Fri, Sep 22, 2006 - Page 6 News List

Budapest riots ebb as security tightens

CAUGHT The prime minister's refusal to step down after leaked comments proved he lied about the state of the Hungarian economy has driven three nights of violence


A rioter is detained by police officers during the third night of clashes in Budapest early on Thursday.


Police fired tear gas to disperse demonstrators demanding the prime minister's resignation yesterday, but the chaos gripping the Hungarian capital appeared to be ebbing after two straight nights of violence.

Thousands of police were out in force, deployed in new, stronger riot gear and an official said the government could consider a curfew in the Hungarian capital as demonstrators demanded the resignation of Prime Minister Ferenc Gyurcsany for the fourth day.

The main protest grew to 15,000 by late evening. But he stood his ground, insisting his government intended to press ahead with economic reforms.

The curfew idea was raised by Justice Minister Jozsef Petretei, who also told state radio that the government "will take whatever measures are required" to stop rioting, without elaborating.

He was separately quoted by HirTV as saying "the use of weapons would have been justified" by police to stop some of the more violent radicals over the past two days.

The station later cited an unnamed government spokesmen as saying Petretei's comments did not mean active consideration of a curfew, with Gyurcsany himself opposed to such a move.

Still, the tough comments reflected tensions as demonstrators gathered again on Kossuth Square in front of the neo-Gothic parliament building under the watchful gaze of about 600 riot police officers.

While the crowd at parliament has reached 10,000 or more over the past three days, the trouble has come from groups breaking away to seek mischief.

A wooden coffin placed on a stand in the square bore the slogan: "We are burying the Gyurcsany government. For you, there is no resurrection."

Police detained a youth after he tried to set the coffin alight. Later, they fired tear gas at hundreds of youthful demonstrators confronting them at a main downtown intersection, and chased others down side streets. Several youths were injured, one in the neck by a tear gas canister, but no other incidents were reported by early morning.

Hungarian media reported smaller demonstrations from half a dozen other cities and towns.

Still, with the crowd at Kossuth Square down to only a few hundred by early yesterday, it appeared to be the most peaceful night since the first violence erupted on Tuesday before daybreak.

Gyurcsany's refusal to step down after leaked comments admitting his government had lied about the dismal state of Hungary's economy had sparked a paroxysm of violence unrivaled since the anti-Soviet revolution 50 years ago.

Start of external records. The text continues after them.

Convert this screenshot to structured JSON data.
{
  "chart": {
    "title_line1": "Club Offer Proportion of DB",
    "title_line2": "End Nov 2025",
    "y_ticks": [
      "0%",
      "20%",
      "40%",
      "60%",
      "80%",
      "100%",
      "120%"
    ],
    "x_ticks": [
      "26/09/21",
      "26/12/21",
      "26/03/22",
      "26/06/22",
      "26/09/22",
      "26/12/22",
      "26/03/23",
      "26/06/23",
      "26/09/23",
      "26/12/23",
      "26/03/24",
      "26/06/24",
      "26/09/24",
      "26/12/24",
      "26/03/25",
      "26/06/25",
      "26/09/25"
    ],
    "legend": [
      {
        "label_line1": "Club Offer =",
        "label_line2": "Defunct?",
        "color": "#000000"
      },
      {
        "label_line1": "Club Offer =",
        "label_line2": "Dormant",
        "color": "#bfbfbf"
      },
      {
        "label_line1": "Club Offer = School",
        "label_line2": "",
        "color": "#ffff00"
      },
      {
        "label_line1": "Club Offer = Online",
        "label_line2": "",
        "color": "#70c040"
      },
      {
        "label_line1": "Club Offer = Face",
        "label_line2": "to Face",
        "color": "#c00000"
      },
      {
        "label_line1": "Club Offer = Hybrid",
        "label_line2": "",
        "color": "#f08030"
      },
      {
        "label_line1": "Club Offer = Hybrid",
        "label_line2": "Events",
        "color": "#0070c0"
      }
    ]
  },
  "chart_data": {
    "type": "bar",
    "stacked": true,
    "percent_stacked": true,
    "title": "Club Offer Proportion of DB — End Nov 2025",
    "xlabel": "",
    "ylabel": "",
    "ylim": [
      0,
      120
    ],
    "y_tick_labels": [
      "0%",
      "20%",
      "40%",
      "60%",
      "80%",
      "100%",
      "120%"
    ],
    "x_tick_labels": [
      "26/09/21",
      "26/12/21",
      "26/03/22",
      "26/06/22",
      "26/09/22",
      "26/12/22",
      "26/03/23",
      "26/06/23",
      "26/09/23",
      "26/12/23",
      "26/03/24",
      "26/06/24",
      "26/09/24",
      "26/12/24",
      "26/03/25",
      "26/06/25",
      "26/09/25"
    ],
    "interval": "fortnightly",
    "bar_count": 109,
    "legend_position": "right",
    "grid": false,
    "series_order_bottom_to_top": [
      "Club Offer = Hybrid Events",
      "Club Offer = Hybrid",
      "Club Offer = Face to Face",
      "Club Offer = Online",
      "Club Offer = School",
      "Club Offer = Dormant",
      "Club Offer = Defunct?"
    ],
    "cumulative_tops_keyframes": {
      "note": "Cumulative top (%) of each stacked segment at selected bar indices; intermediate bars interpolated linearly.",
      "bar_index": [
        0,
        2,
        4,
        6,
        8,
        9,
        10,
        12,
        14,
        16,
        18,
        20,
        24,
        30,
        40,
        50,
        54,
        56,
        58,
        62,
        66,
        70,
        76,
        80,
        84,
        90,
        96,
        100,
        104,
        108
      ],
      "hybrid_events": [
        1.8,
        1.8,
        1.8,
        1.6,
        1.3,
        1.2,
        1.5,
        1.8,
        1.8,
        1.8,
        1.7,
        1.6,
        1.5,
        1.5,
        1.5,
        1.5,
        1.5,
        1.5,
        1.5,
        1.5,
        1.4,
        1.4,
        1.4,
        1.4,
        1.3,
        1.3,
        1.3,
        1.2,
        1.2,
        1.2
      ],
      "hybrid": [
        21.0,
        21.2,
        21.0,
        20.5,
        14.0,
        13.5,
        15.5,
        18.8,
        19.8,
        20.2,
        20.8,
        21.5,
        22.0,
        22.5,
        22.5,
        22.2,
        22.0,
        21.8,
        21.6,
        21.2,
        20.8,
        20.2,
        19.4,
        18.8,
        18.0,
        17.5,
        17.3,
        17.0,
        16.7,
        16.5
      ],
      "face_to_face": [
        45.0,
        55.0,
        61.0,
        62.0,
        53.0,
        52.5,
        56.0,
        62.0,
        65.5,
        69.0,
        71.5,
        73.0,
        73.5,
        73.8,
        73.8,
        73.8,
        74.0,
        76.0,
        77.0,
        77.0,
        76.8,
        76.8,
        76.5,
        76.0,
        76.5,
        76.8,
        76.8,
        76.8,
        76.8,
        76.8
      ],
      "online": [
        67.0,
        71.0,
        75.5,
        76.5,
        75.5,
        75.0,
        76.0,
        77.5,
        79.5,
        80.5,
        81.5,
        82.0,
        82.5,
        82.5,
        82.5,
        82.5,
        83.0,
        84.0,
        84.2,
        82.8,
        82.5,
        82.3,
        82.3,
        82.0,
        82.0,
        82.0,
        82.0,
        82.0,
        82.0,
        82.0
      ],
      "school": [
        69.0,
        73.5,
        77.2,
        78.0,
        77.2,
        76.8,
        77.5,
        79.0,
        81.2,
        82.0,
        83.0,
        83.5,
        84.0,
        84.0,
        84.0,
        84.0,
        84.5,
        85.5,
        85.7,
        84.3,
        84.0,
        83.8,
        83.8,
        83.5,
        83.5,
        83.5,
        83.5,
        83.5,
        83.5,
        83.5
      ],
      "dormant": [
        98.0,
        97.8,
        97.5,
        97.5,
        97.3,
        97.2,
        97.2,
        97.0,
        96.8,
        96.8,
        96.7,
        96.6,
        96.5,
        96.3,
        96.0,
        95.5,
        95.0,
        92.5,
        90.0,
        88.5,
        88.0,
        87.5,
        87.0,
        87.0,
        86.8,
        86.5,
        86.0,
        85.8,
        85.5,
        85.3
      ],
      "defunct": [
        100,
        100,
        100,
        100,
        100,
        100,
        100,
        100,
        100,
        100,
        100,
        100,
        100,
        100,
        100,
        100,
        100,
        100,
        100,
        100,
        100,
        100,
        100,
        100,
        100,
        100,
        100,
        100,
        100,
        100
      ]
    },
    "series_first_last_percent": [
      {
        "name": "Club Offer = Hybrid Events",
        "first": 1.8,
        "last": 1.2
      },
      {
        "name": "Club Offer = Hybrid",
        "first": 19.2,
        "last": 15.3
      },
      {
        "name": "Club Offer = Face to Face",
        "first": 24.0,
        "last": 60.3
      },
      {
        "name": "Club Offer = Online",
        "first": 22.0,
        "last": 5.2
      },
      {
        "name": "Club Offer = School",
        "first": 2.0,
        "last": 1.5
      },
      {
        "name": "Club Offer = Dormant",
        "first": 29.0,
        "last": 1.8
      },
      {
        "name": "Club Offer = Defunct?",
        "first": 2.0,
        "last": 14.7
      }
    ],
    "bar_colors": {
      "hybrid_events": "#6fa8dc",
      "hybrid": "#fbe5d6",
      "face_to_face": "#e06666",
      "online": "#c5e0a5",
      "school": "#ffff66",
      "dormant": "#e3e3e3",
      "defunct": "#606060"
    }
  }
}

For two days running police battled thousands of radicals trying to storm strategic or symbolic government buildings.

The state MTI news agency reported that baseball bats had been sold out over the past few days at all major sports stores in the Hungarian capital. Many of the youthful radicals had swung bats in their confrontation with police.

MTI provided no figures. But baseball is not a major sport in Hungary and store stocks were likely small.

Police showed off new battle gear, including transparent shields that protected more of the body. Officials said some of those on riot duty would additionally be wearing flak jackets.

In the pre-dawn hours on Wednesday, police fired water cannon and tear gas at demonstrators trying to prevent them from storming Gyurcsany's Socialist party headquarters.